Interesting times indeed. They're what you make of them.

* "Trickle" isn't really quite the right description. It's more like a sledgehammer slamming down on us. Repeatedly.
** What exactly is it you think you were hired to do? And do you seriously think the situation is that different elsewhere?

7 responses so far

  • Jim Thomerson says:

    When I became department chair, we were changing from quarters to semesters, and combining five schools into a College of Arts and Sciences under a Dean hired in from outside. My department was the most poorly funded biology department in the state of Illinois, and the most poorly funded department in my university. I kind of like interesting times, so long as they do not get too interesting, of course. If I know who I am, and what I am trying to accomplish, confusion is my friend. Reading the blogs, and talking with colleagues still in the saddle, I am more and more pleased I retired in 1997.

  • DrugMonkey says:

    Sorry to hear your institution is in bad straits but you are encouraging in your upbeatedness...

  • Zuska says:

    If you can stay excited about the research & transmit that excitement to the powers that be, that's a big step. Any way to hook up w/development folks & sell your fab wunder-sci to interested sponsors, industry or alums?
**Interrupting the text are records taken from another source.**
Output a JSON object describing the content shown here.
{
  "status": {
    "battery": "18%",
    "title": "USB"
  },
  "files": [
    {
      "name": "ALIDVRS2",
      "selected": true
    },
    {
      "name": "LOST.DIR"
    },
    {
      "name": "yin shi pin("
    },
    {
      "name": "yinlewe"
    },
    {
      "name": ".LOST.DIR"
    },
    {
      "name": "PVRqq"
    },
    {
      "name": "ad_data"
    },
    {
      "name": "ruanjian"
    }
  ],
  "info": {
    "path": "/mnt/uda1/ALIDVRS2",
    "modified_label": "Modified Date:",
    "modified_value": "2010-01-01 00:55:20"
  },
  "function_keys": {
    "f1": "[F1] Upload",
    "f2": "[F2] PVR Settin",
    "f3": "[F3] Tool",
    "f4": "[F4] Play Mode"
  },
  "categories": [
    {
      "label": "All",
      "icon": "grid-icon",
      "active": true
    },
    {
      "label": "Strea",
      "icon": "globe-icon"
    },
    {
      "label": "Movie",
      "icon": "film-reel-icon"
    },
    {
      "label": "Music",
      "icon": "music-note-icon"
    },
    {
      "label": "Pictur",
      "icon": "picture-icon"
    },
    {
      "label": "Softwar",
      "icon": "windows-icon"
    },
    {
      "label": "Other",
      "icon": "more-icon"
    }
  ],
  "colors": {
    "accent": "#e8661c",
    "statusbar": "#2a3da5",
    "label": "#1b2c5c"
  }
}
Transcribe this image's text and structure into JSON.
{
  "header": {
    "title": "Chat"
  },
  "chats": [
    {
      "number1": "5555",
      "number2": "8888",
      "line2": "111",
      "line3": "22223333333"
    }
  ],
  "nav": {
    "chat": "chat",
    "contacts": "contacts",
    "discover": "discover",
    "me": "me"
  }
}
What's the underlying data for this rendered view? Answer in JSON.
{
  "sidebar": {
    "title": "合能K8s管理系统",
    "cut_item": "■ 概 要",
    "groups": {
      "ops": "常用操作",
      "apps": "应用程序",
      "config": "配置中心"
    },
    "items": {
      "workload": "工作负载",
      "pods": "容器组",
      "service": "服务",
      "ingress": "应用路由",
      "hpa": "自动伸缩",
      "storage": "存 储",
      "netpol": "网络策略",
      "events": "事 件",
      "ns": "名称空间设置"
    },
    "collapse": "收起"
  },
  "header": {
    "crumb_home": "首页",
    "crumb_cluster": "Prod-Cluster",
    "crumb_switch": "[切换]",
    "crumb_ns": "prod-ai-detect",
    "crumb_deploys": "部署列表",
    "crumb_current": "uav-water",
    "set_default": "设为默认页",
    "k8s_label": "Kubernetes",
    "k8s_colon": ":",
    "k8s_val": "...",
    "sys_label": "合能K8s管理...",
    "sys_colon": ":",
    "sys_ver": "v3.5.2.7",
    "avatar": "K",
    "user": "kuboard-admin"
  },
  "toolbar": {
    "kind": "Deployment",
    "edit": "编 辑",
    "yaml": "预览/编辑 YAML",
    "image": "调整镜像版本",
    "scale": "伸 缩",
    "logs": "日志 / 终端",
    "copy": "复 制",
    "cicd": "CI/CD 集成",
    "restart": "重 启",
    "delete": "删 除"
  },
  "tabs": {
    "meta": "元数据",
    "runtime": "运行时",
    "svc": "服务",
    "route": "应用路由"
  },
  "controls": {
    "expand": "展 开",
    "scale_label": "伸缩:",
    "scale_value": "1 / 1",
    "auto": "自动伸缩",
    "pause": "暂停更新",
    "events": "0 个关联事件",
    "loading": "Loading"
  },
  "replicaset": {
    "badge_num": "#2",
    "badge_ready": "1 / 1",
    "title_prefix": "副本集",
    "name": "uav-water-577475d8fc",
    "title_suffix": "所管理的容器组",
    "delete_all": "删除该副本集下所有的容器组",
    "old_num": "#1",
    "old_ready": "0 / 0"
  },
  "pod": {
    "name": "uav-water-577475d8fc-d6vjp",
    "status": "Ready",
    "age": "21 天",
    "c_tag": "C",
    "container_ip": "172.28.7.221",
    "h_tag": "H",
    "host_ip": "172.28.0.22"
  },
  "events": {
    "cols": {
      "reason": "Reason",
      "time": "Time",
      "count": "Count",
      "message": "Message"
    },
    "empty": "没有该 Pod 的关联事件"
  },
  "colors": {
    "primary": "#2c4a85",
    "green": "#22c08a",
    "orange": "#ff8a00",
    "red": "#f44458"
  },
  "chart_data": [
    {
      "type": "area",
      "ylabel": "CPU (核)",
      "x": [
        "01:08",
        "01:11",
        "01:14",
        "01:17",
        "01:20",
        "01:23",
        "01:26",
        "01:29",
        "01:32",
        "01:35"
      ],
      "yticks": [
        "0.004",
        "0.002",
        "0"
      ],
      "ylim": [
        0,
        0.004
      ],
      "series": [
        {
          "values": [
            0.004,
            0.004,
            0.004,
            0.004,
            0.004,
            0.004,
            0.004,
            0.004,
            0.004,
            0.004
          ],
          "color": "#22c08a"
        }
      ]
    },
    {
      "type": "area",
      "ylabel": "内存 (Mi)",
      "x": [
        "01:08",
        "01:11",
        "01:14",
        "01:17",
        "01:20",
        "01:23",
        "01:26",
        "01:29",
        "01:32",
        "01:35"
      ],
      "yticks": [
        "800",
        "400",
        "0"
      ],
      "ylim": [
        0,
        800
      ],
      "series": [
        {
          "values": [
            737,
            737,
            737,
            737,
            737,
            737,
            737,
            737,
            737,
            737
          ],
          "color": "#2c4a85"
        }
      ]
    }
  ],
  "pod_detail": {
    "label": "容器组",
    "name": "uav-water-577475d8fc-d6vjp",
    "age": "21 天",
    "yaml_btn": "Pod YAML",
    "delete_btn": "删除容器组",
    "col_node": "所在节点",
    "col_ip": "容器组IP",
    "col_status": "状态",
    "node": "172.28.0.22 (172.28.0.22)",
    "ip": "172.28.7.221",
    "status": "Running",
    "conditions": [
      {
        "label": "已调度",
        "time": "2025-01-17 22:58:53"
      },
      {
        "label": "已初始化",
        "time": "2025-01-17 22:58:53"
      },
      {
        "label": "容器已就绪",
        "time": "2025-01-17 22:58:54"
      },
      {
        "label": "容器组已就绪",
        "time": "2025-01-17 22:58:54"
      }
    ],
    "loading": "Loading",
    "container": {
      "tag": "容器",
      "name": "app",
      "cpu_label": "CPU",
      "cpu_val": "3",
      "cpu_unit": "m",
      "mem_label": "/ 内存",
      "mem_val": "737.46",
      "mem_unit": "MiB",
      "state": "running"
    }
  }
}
    In the long run, have you thought about a career in development? I think you'd be good at it.

    • odyssey says:

      Thanks Z. Development is unlikely for me - I do really basic research. But this is something some of my colleagues are considering pursuing. Of course if the opportunity comes along... 🙂

  • Sorely Hairbrush says:

    I have a feeling that your "Big State University" may be somwehat similar to mine (possibly even identical).
    You raised the issue that "the situation might not be different elsewhere". Other BSUs are more competitive for research funding because they have better infrastructure and a more competitive research faculty that your (and possibly my) institution. A critical mass of active research faculty (research base in NIH terms) is needed to obtain priogram and center grants. So, from my perspective at least having just obtained a new large federal research grant and with a competitive score on my R01 renewal moving is an option. Your/my BSU College of Medicine might be in the ~90th percentile for total number of basic sciences faculty, the bottom third in NIH funding spends (by my calculation $5-6M supporting unfunded basic sciences faculty). Thats not going to be a sustainable. If I were you, I would get on board with the idea that some people are going to be fired which would be a good thing if the resources are spent on research.

    • odyssey says:

      All BSUs are pretty much the same if you're unfunded. Could things be better here in terms of infrastructure and funding? Yes, of course. Do we have too many basic science faculty? Absolutely yes, especially when total extramural funding is considered. Will we be losing some colleagues? Yes, although I suspect firing them outright might ultimately prove too difficult - I gather there are other means. I'm "on board" with all this and frankly have thought for some time this was coming. Will the savings be spent on research? That's anyones guess. Given the institutions track record, I'm not sure I'd put money on it.

      Congrats on the funding. Hopefully you'll elect to stay - having funded people leave doesn't help the institution - although obviously you have to do what's best for you.